On Monday, Microsoft introduced “Phi-3-mini,” a 3.8-billion parameter language model that the company claims rivals the performance of the slightly older ChatGPT 3.5 and Mixtral 8x7B. The paper is titled “Phi-3 Technical Report: A Highly Capable Language Model Locally on Your Phone,” which is clear evidence that Microsoft now has an LLM that can run directly on your PC.

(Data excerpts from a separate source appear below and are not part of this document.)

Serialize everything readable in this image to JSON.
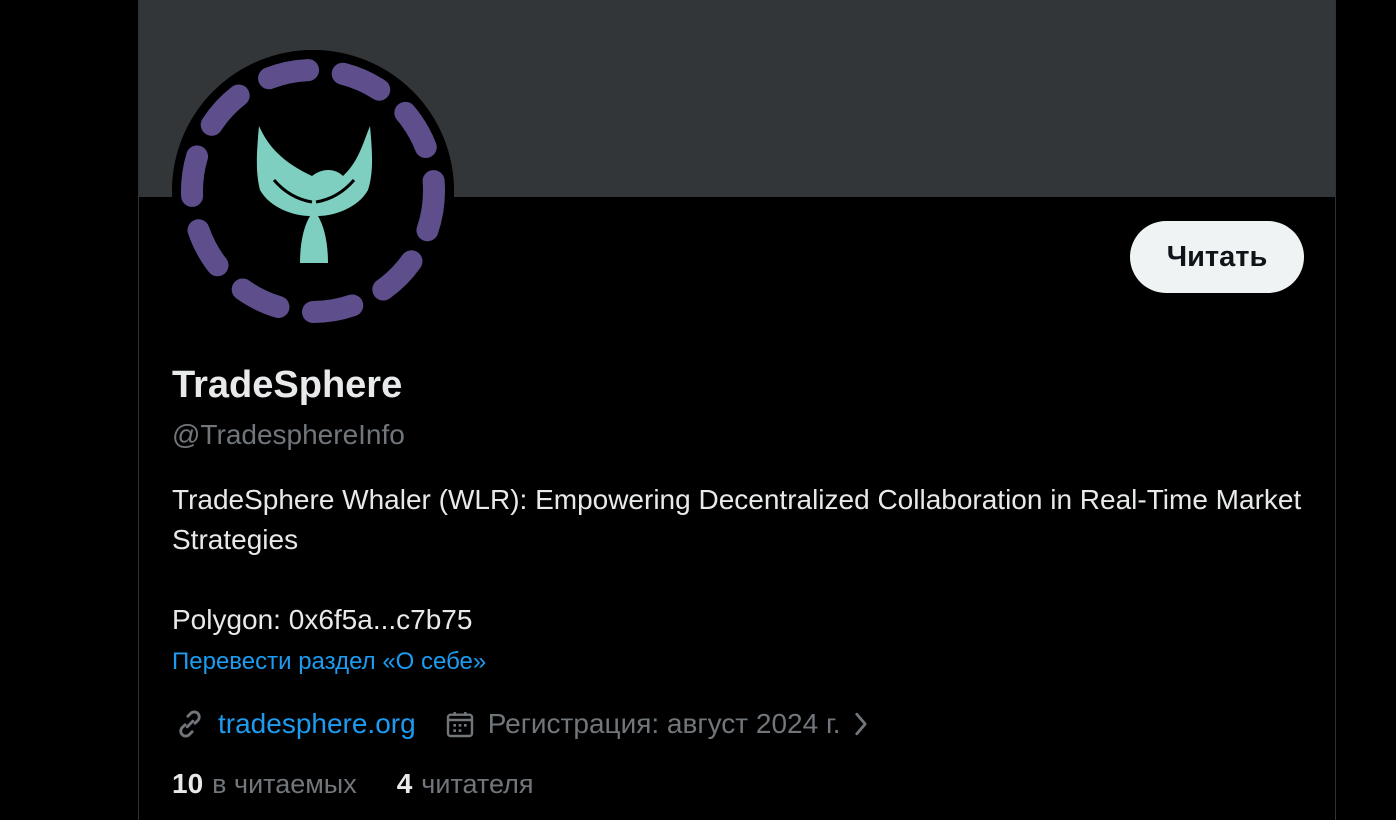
{
  "profile": {
    "display_name": "TradeSphere",
    "handle": "@TradesphereInfo",
    "follow_label": "Читать",
    "bio_line1": "TradeSphere Whaler (WLR): Empowering Decentralized Collaboration in Real-Time Market Strategies",
    "bio_line2": "Polygon: 0x6f5a...c7b75",
    "translate_label": "Перевести раздел «О себе»",
    "website": "tradesphere.org",
    "joined": "Регистрация: август 2024 г.",
    "following_count": "10",
    "following_label": "в читаемых",
    "followers_count": "4",
    "followers_label": "читателя"
  },
  "icons": {
    "avatar": "whale-tail-logo",
    "website": "link-icon",
    "joined": "calendar-icon",
    "more": "chevron-right-icon"
  },
  "colors": {
    "background": "#000000",
    "banner": "#333639",
    "accent_link": "#1d9bf0",
    "avatar_ring": "#5e4f8c",
    "avatar_tail": "#7ecfbf",
    "button_bg": "#eff3f4",
    "primary_text": "#e7e9ea",
    "secondary_text": "#71767b"
  }
}
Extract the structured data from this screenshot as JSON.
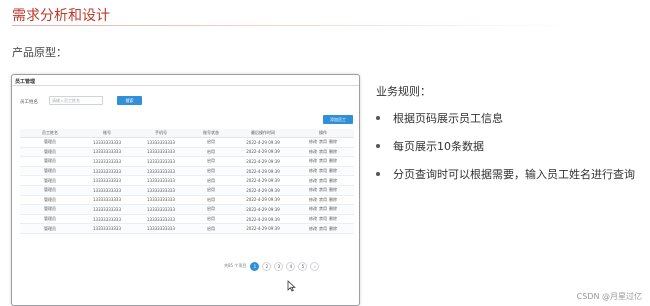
{
  "slide": {
    "title": "需求分析和设计",
    "subtitle": "产品原型：",
    "rules_title": "业务规则：",
    "rules": [
      "根据页码展示员工信息",
      "每页展示10条数据",
      "分页查询时可以根据需要，输入员工姓名进行查询"
    ],
    "watermark": "CSDN @月星过亿"
  },
  "prototype": {
    "header": "员工管理",
    "search_label": "员工姓名",
    "search_placeholder": "请输入员工姓名",
    "search_button": "搜索",
    "add_button": "添加员工",
    "columns": [
      "员工姓名",
      "账号",
      "手机号",
      "账号状态",
      "最后操作时间",
      "操作"
    ],
    "rows": [
      [
        "管理员",
        "13333333333",
        "13333333333",
        "启用",
        "2022-4-29 09:39",
        "修改",
        "禁用",
        "删除"
      ],
      [
        "管理员",
        "13333333333",
        "13333333333",
        "启用",
        "2022-4-29 09:39",
        "修改",
        "禁用",
        "删除"
      ],
      [
        "管理员",
        "13333333333",
        "13333333333",
        "启用",
        "2022-4-29 09:39",
        "修改",
        "禁用",
        "删除"
      ],
      [
        "管理员",
        "13333333333",
        "13333333333",
        "启用",
        "2022-4-29 09:39",
        "修改",
        "禁用",
        "删除"
      ],
      [
        "管理员",
        "13333333333",
        "13333333333",
        "启用",
        "2022-4-29 09:39",
        "修改",
        "禁用",
        "删除"
      ],
      [
        "管理员",
        "13333333333",
        "13333333333",
        "启用",
        "2022-4-29 09:39",
        "修改",
        "禁用",
        "删除"
      ],
      [
        "管理员",
        "13333333333",
        "13333333333",
        "启用",
        "2022-4-29 09:39",
        "修改",
        "禁用",
        "删除"
      ],
      [
        "管理员",
        "13333333333",
        "13333333333",
        "启用",
        "2022-4-29 09:39",
        "修改",
        "禁用",
        "删除"
      ],
      [
        "管理员",
        "13333333333",
        "13333333333",
        "启用",
        "2022-4-29 09:39",
        "修改",
        "禁用",
        "删除"
      ],
      [
        "管理员",
        "13333333333",
        "13333333333",
        "启用",
        "2022-4-29 09:39",
        "修改",
        "禁用",
        "删除"
      ]
    ],
    "pagination": {
      "total_text": "共85 个项目",
      "pages": [
        "1",
        "2",
        "3",
        "4",
        "5"
      ],
      "next": "›",
      "active_page": "1"
    }
  },
  "colors": {
    "title_red": "#c0392b",
    "primary_blue": "#2f8fd8"
  }
}
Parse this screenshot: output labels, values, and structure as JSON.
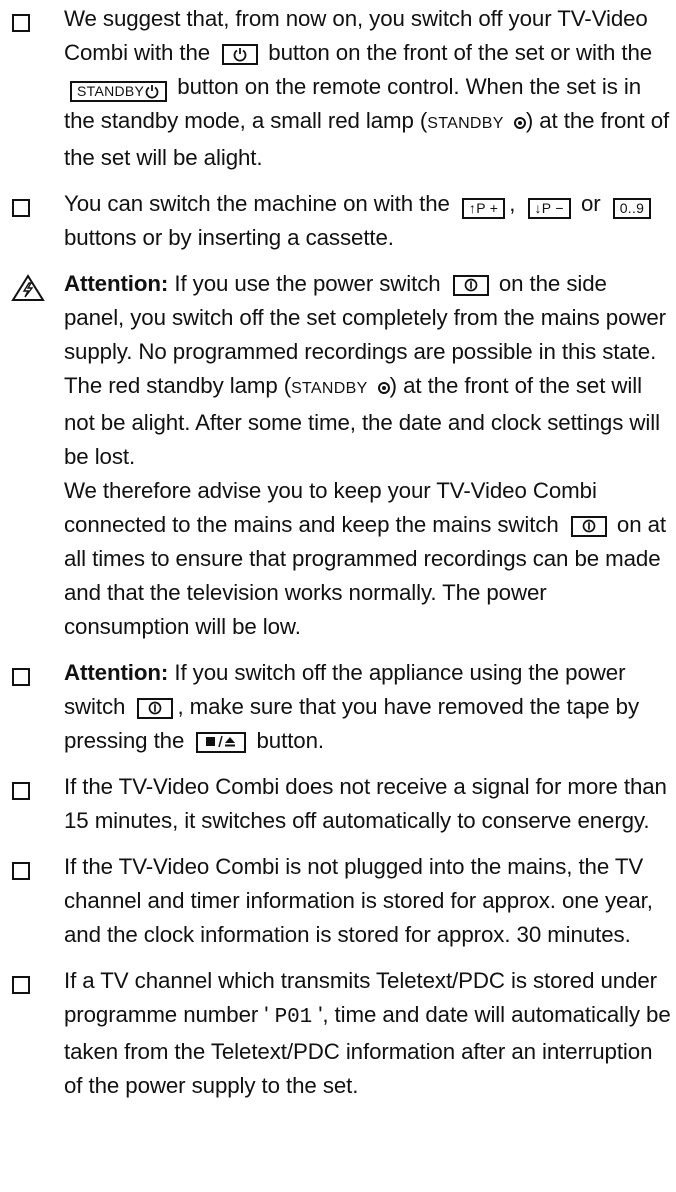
{
  "items": [
    {
      "bullet_icon": "checkbox-icon",
      "paragraphs": [
        {
          "parts": [
            {
              "type": "text",
              "value": "We suggest that, from now on, you switch off your TV-Video Combi with the"
            },
            {
              "type": "key",
              "icon": "power-icon"
            },
            {
              "type": "text",
              "value": "button on the front of the set or with the"
            },
            {
              "type": "key",
              "label": "STANDBY",
              "icon": "power-icon"
            },
            {
              "type": "text",
              "value": "button on the remote control. When the set is in the standby mode, a small red lamp ("
            },
            {
              "type": "smallcaps",
              "value": "STANDBY"
            },
            {
              "type": "lamp",
              "icon": "standby-lamp-icon"
            },
            {
              "type": "text",
              "value": ") at the front of the set will be alight."
            }
          ]
        }
      ]
    },
    {
      "bullet_icon": "checkbox-icon",
      "paragraphs": [
        {
          "parts": [
            {
              "type": "text",
              "value": "You can switch the machine on with the"
            },
            {
              "type": "key",
              "label": "↑P +",
              "icon": "program-up-icon"
            },
            {
              "type": "text",
              "value": ","
            },
            {
              "type": "key",
              "label": "↓P −",
              "icon": "program-down-icon"
            },
            {
              "type": "text",
              "value": "or"
            },
            {
              "type": "key",
              "label": "0..9",
              "icon": "digit-keys-icon"
            },
            {
              "type": "text",
              "value": "buttons or by inserting a cassette."
            }
          ]
        }
      ]
    },
    {
      "bullet_icon": "warning-icon",
      "paragraphs": [
        {
          "parts": [
            {
              "type": "strong",
              "value": "Attention:"
            },
            {
              "type": "text",
              "value": "If you use the power switch"
            },
            {
              "type": "key",
              "icon": "mains-switch-icon"
            },
            {
              "type": "text",
              "value": "on the side panel, you switch off the set completely from the mains power supply. No programmed recordings are possible in this state. The red standby lamp ("
            },
            {
              "type": "smallcaps",
              "value": "STANDBY"
            },
            {
              "type": "lamp",
              "icon": "standby-lamp-icon"
            },
            {
              "type": "text",
              "value": ") at the front of the set will not be alight. After some time, the date and clock settings will be lost."
            }
          ]
        },
        {
          "parts": [
            {
              "type": "text",
              "value": "We therefore advise you to keep your TV-Video Combi connected to the mains and keep the mains switch"
            },
            {
              "type": "key",
              "icon": "mains-switch-icon"
            },
            {
              "type": "text",
              "value": "on at all times to ensure that programmed recordings can be made and that the television works normally. The power consumption will be low."
            }
          ]
        }
      ]
    },
    {
      "bullet_icon": "checkbox-icon",
      "paragraphs": [
        {
          "parts": [
            {
              "type": "strong",
              "value": "Attention:"
            },
            {
              "type": "text",
              "value": "If you switch off the appliance using the power switch"
            },
            {
              "type": "key",
              "icon": "mains-switch-icon"
            },
            {
              "type": "text",
              "value": ", make sure that you have removed the tape by pressing the"
            },
            {
              "type": "key",
              "icon": "stop-eject-icon"
            },
            {
              "type": "text",
              "value": "button."
            }
          ]
        }
      ]
    },
    {
      "bullet_icon": "checkbox-icon",
      "paragraphs": [
        {
          "parts": [
            {
              "type": "text",
              "value": "If the TV-Video Combi does not receive a signal for more than 15 minutes, it switches off automatically to conserve energy."
            }
          ]
        }
      ]
    },
    {
      "bullet_icon": "checkbox-icon",
      "paragraphs": [
        {
          "parts": [
            {
              "type": "text",
              "value": "If the TV-Video Combi is not plugged into the mains, the TV channel and timer information is stored for approx. one year, and the clock information is stored for approx. 30 minutes."
            }
          ]
        }
      ]
    },
    {
      "bullet_icon": "checkbox-icon",
      "paragraphs": [
        {
          "parts": [
            {
              "type": "text",
              "value": "If a TV channel which transmits Teletext/PDC is stored under programme number '"
            },
            {
              "type": "mono",
              "value": "P01"
            },
            {
              "type": "text",
              "value": "', time and date will automatically be taken from the Teletext/PDC information after an interruption of the power supply to the set."
            }
          ]
        }
      ]
    }
  ]
}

Microsoft hasn’t said that Phi-3-mini will be the next Copilot, running locally on your PC. But there’s a case to be made that it is, and that we have an idea of how well it will work.
1.) Local AI matters
It’s a familiar argument: if you issue a search request to Bing, Google Gemini, Claude, or Copilot, it lives in the cloud. This could be embarrassing (“is this wart bad”?) or sensitive (“can I get in trouble for stealing mail?”) or something that you don’t want to leak at all like a list of bank statements.
Corporations would like to ask questions of their data via AIs like Copilot, but there are no “on premises” versions of Copilot to date. A local version of Copilot is almost a necessary option at this point.
Mark Hachman / IDG
2.) Phi-3-mini is small, and that’s good
Many local LLMs require at least 8GB of RAM and many gigabytes of storage space for the necessary files on the PC alone — and that’s assuming the LLMs have been “quantized,” or compressed. There’s a reason Copilot runs in the cloud. It’s because Microsoft’s Azure cloud has both the necessary compute and storage to house it.
This is one of the paper’s most important lines: “Thanks to its small size, phi3-mini can be quantized to 4-bits so that it only occupies ≈ 1.8GB of memory,” it says. “We tested the quantized
model by deploying phi-3-mini on iPhone 14 with A16 Bionic chip running natively on-device and fully offline achieving more than 12 tokens per second.”
What this means is that PCs with 1.8GB of extra memory could run a local version of Copilot. That’s many more PCs than the status quo, including probably legacy PCs with 8GB of RAM. And if an iPhone can run it, chances are that most PCs can too.
LLMs spit out data like a dot-matrix printer, so twelve tokens per second is about 48 characters per second — not great, but not too shabby.
3.) Its performance is good, too — but not too good
Microsoft still wants to tempt people into using Copilot in the cloud, and paying for subscriptions like Copilot Pro. And Microsoft takes time to show off how Phi-3-mini performs just as well as other LLMs. But a smaller number of parameters means that an AI model doesn’t “know” as much as more sophisticated LLMs.
Arxiv.org
But Microsoft has a solution. “The model simply does not have the capacity to store too much ‘factual knowledge’, which can be seen for example with low performance on TriviaQA [a benchmark],” the paper notes. “However, we believe such weakness can be resolved by augmentation with a search engine.”
Bing to the rescue!
4.) It’s a month before Microsoft Build.
Microsoft’s developer conference kicks off in a month’s time. This gives Microsoft time to get a version of Copilot running on top of Phi-3-mini to demonstrate to developers and users before it begins on May 21. That should be plenty of time to whip up a prototype and test out a few queries.
Copilot, of course, will likely be the star of the show. Will we get one that runs natively on your PC? I think it’s much more likely than it once was.